JOSEPHSON AND CLAMAN PAID WELL TO FIGHT JANUS
The Dunleavy Administration is having to defend itself in court against a public employee union lawsuit resulting from the Administration’s enforcement of the Janus decision.
But union-back Democrats in the House of Representatives said “no way” in a House Finance subcommittee meeting last week. They stripped the funding.
COMPLICATED BUDGET MANEUVER
The Dept. of Law in January contracted with an Outside law firm to defend the state from a public union lawsuit against the state’s “opt-in” plan that would comply with the Supreme Court’s Janus decision.
Law planned to pay up to $600,000 for the subject-expert lawyers, as the case resulting from a lawsuit by the Alaska State Employees Association against the Dunleavy Administration, is expected to go to the U.S. Supreme Court.
Last week, the House Finance subcommittee, headed by Rep. Andy Josephson, decided there will be no Outside legal counsel. The committee renamed the appropriation title for the “civil division” in its budget. As a maneuver to protect unions against the Janus decision by the Supreme Court, subcommittee Democrats now call the budget item the “Civil Division Except Contracts Relating to Interpretation of Janus v AFSCME Decision.”

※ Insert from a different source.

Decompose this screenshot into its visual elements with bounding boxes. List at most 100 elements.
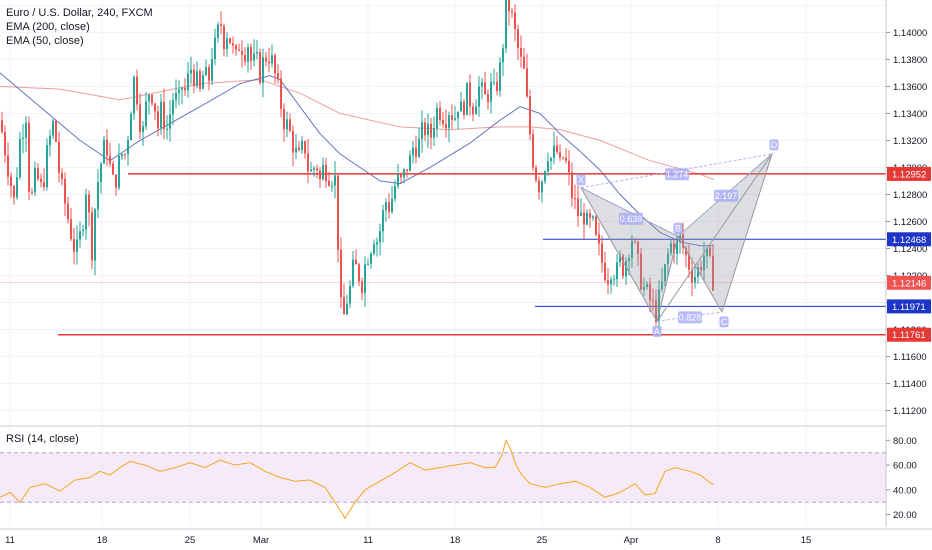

A separate appropriation line is now called, “Legal Contracts Relating to Interpretation of Janus v AFSCME Decision,” and it has just $20,000 in the item, the smallest appropriation legally possible from the subcommittee.
During the hearing, Democrat committee members said they disagree with the Administration’s decision to pursue Janus litigation, and wanted to send a message they will not support spending the money to defend workers’ rights to affirmatively opt-in on union membership, rather than being automatically enrolled in a union, and having to buck union pressure if they want to opt out.
The Democrats on the committee have a conflict-of-interest problem. Two legislators on the House Finance subcommittee who made a point to strip the funding are themselves heavily funded by public labor union political action committees.
In the last election, Rep. Andy Josephson received $18,250 of his total $26,676.73 in campaign funds from Labor Union PACS, which represents about 68 percent of his total campaign funding.
Josephson is, coincidentally, the grandson of Arnold Zander, the first president of AFSCME International.
AFSCME is the union that lost the case against Mark Janus, a public employee from Illinois who did not want his union dues to be used for political purposes and didn’t want to be compelled to pay union dues.
Rep. Matt Claman received $15,600 of his total $110,053 in campaign funds from Labor Union PACS and union representatives, which represents about 15 percent of his total campaign funding.